Prices for small rough diamonds, which would typically end up clustered around a ring’s solitaire, have increased almost 20 percent since the start of March, according to a Bloomberg report. The rise is a result of US sanctions on the Russian mining company Alrosa, which makes up about a third of global diamond production. With Alrosa out of the game, diamond cutters, polishers and traders are having difficulty sourcing gems.
Previously, De Beers, the other major player in the diamond market, would have been able to up supply using its stockpiles. Just two decades ago, the company’s safes in London reportedly held $5 billion in diamonds. But now the company carries only working inventory stocks.
“It’s very difficult to see us bringing on any new production,” De Beers’s CEO Bruce Cleaver told Bloomberg. “Thirty percent of supply being removed isn’t sustainable.”
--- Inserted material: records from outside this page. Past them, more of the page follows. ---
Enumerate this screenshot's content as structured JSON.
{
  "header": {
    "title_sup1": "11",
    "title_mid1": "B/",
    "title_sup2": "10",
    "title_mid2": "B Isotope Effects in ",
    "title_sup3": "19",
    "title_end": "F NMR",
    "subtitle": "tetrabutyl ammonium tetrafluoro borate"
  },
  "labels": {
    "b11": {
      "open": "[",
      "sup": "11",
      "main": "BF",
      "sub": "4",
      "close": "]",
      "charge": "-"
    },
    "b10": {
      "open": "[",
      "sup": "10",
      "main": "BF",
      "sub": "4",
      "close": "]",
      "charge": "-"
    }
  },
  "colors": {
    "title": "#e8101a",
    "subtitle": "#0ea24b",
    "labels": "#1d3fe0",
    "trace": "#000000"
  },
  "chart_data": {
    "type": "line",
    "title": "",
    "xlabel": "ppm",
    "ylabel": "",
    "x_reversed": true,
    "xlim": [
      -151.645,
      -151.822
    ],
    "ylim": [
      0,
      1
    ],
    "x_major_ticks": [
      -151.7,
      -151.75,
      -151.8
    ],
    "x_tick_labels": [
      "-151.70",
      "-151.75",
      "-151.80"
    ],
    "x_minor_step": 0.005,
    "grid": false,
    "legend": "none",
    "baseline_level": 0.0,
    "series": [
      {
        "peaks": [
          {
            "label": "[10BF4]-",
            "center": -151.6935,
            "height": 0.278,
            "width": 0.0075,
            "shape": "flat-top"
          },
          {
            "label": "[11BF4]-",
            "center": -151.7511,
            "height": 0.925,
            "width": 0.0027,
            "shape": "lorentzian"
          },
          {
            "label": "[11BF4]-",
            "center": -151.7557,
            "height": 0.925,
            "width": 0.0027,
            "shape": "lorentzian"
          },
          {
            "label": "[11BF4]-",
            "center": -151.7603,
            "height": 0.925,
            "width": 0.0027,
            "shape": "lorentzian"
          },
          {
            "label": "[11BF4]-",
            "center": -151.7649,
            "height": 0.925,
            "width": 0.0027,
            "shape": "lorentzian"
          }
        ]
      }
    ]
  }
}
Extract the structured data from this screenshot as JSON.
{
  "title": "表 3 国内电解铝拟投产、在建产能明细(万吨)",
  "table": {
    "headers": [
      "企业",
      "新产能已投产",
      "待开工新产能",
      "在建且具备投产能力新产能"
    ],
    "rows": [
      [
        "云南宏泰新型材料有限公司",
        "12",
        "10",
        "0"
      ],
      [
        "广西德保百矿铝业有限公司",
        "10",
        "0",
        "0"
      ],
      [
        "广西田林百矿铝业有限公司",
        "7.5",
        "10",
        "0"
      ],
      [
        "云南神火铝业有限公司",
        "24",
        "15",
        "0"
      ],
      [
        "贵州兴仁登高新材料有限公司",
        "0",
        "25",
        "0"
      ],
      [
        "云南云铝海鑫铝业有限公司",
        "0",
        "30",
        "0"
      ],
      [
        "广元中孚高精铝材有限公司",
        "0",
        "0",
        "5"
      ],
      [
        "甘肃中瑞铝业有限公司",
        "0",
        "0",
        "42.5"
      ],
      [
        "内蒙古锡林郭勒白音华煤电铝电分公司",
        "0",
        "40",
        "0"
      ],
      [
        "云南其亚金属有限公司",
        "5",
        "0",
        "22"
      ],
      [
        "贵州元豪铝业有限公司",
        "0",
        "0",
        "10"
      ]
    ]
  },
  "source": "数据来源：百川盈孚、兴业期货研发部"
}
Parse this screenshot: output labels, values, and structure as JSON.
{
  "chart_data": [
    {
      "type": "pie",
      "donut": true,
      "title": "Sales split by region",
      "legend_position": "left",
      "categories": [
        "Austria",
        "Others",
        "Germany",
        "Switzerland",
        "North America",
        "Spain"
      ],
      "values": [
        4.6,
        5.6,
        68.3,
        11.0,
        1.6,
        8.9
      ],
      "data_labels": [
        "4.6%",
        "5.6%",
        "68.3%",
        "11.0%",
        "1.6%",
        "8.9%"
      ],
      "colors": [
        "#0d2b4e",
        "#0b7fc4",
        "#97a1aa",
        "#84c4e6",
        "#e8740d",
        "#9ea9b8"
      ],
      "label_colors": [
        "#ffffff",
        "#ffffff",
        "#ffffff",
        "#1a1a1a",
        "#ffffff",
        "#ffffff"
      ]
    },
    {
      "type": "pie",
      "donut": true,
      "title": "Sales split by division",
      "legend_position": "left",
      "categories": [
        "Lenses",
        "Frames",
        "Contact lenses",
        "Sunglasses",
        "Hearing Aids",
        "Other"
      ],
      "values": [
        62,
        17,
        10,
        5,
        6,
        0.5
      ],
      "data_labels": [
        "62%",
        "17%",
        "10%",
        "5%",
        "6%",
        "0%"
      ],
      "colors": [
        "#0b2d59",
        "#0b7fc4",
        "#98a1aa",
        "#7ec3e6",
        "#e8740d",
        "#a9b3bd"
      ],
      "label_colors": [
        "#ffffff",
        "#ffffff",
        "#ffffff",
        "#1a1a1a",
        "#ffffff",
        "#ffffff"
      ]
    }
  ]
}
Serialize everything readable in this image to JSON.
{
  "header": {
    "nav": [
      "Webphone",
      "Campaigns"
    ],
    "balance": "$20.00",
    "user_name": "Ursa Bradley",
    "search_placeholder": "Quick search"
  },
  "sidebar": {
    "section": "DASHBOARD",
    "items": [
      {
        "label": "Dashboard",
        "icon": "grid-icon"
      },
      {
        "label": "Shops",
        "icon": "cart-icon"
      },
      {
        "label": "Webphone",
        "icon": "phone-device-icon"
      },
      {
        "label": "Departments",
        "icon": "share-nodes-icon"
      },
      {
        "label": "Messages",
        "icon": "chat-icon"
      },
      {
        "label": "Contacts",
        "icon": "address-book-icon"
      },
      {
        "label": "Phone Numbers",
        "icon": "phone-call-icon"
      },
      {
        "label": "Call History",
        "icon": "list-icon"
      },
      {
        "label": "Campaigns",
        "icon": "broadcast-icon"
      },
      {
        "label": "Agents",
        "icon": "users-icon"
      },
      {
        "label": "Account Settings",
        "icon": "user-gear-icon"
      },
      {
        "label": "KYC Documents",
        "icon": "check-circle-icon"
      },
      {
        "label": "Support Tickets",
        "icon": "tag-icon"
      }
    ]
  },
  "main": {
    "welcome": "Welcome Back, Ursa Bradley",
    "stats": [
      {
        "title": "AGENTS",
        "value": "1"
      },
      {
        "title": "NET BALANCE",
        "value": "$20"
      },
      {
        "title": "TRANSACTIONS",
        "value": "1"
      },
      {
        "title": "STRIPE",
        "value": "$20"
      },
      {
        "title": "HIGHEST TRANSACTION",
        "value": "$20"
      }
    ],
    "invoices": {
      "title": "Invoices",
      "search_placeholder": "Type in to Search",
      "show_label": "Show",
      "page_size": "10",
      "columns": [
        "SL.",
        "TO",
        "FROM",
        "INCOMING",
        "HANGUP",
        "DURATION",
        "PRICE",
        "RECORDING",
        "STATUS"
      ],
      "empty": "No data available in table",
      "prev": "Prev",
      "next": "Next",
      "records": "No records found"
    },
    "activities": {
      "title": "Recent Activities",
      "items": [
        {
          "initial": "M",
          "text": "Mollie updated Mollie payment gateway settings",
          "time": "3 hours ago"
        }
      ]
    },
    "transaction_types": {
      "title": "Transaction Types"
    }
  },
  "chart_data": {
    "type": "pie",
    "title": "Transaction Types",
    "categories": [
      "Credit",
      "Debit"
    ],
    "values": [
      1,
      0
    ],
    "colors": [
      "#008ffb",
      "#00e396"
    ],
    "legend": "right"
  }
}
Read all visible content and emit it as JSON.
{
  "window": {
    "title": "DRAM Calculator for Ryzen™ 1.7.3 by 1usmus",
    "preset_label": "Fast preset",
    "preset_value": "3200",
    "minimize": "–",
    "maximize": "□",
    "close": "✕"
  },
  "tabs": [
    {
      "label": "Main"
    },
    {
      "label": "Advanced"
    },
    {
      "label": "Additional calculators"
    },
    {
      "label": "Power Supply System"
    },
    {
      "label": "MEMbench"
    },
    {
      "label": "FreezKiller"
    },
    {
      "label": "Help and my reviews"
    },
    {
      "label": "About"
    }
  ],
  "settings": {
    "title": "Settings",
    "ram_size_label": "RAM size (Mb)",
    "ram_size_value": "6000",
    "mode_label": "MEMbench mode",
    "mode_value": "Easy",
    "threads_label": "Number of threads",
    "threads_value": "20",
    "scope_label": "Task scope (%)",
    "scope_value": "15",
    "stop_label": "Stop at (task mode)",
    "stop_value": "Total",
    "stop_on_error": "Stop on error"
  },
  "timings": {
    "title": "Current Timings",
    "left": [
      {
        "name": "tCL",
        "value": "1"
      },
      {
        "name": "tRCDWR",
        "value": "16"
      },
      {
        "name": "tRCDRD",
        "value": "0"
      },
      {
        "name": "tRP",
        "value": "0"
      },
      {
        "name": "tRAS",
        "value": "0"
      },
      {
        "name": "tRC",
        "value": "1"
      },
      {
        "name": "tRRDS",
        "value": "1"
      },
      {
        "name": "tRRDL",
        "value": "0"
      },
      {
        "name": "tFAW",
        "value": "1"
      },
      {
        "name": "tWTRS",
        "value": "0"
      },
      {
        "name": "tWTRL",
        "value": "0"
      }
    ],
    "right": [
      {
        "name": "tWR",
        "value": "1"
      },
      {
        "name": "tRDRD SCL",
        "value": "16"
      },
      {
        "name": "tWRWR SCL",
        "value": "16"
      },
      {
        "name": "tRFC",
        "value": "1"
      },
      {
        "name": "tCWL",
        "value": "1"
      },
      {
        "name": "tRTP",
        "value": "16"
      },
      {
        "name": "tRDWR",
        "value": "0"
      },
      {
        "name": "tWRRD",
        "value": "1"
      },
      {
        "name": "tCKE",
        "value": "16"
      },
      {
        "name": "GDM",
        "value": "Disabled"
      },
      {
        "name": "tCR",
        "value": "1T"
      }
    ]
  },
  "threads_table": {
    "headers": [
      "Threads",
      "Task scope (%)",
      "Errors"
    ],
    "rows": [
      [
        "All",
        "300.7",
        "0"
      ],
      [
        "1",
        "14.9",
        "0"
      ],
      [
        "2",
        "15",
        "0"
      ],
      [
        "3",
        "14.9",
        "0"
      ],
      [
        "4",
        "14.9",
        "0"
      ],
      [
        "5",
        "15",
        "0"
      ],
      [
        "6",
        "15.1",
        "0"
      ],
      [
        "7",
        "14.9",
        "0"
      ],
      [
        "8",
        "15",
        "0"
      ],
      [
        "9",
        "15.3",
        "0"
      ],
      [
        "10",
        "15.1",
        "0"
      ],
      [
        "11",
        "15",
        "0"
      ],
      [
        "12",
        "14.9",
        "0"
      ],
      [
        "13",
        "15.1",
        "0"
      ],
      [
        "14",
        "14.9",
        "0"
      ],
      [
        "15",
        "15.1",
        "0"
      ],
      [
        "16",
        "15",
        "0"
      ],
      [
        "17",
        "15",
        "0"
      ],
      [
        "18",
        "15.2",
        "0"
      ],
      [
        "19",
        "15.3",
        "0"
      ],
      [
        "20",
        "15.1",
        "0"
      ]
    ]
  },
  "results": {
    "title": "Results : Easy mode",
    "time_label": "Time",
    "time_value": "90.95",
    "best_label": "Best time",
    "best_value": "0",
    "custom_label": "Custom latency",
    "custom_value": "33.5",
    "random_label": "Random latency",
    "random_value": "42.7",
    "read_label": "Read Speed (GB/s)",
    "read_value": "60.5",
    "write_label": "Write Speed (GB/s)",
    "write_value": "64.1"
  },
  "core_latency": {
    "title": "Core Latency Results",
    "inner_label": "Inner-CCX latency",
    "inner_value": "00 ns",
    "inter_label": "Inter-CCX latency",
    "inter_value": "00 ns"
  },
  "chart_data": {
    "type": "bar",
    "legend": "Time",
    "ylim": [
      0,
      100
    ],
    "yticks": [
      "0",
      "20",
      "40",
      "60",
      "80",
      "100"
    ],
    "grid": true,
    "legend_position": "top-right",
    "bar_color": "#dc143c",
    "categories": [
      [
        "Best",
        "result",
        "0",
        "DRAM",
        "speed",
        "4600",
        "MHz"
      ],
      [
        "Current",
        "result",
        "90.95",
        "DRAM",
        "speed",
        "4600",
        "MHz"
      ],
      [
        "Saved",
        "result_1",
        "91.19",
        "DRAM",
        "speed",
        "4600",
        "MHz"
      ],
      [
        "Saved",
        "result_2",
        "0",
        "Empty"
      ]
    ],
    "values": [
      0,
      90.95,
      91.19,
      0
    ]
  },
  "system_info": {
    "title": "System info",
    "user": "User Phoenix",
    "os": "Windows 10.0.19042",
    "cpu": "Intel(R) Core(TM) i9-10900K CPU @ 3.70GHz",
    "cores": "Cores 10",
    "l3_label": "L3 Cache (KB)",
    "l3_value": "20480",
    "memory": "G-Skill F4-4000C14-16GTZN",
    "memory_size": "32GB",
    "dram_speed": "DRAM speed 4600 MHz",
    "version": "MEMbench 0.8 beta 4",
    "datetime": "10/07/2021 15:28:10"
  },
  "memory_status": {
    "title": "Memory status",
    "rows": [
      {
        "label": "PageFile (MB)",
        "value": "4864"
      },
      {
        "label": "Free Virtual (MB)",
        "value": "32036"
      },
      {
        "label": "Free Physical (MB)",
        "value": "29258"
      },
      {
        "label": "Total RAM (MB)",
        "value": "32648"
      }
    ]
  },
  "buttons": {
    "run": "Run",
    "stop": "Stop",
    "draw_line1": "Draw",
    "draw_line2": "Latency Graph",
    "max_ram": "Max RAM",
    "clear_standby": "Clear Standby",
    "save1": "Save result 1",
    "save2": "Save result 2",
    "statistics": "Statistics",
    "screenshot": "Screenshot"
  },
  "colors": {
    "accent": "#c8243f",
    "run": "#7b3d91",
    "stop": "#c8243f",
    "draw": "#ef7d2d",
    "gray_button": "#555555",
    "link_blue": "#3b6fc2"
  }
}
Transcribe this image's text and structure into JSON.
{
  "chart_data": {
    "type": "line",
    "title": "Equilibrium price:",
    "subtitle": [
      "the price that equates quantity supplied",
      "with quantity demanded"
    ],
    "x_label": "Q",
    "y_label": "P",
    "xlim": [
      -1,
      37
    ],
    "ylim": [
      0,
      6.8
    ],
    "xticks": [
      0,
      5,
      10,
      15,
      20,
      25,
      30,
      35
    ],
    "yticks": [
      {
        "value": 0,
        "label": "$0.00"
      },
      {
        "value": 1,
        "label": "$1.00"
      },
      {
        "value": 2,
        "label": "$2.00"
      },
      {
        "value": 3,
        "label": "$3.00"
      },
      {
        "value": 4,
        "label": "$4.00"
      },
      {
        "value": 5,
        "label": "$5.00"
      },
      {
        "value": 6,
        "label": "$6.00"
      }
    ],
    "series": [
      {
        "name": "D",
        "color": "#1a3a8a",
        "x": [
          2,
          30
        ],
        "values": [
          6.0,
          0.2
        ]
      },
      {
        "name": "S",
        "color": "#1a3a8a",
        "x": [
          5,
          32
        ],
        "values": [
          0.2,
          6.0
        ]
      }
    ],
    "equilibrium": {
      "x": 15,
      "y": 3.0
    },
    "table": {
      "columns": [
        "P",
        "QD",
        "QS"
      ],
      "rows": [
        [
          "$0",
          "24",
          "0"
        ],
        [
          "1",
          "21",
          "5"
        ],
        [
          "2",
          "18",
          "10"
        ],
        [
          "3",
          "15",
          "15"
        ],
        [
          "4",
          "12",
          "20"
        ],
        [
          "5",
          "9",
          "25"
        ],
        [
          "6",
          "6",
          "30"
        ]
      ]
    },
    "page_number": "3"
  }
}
De Beers’s supply likely won’t increase greatly until 2024, when an expansion at its flagship South African mine will be finished. Even then, the company doesn’t produce many of the smaller diamonds Alrosa is known for.
Some entities, such as Tiffany & Co. and Signet Jewelers, have said they’ll stop buying new diamonds mined in Russia, but others have not taken the same steps. Bloomberg noted that several people in India’s diamond industry are still interested in buying from Russia.
This has raised concerns that Russian diamonds will begin to be passed off as originating elsewhere in the world. Already, diamonds are mixed up during the process of cutting, polishing, manufacturing and setting the stones, so ensuring where any one diamond came from is hard enough.
De Beers is trying to figure out a way to ensure that its diamonds don’t get caught up in this jumble. “They have to show us that our production is not being mixed,” Cleaver said about the company’s customers.
It remains unclear when Alrosa might be able to return to business as usual.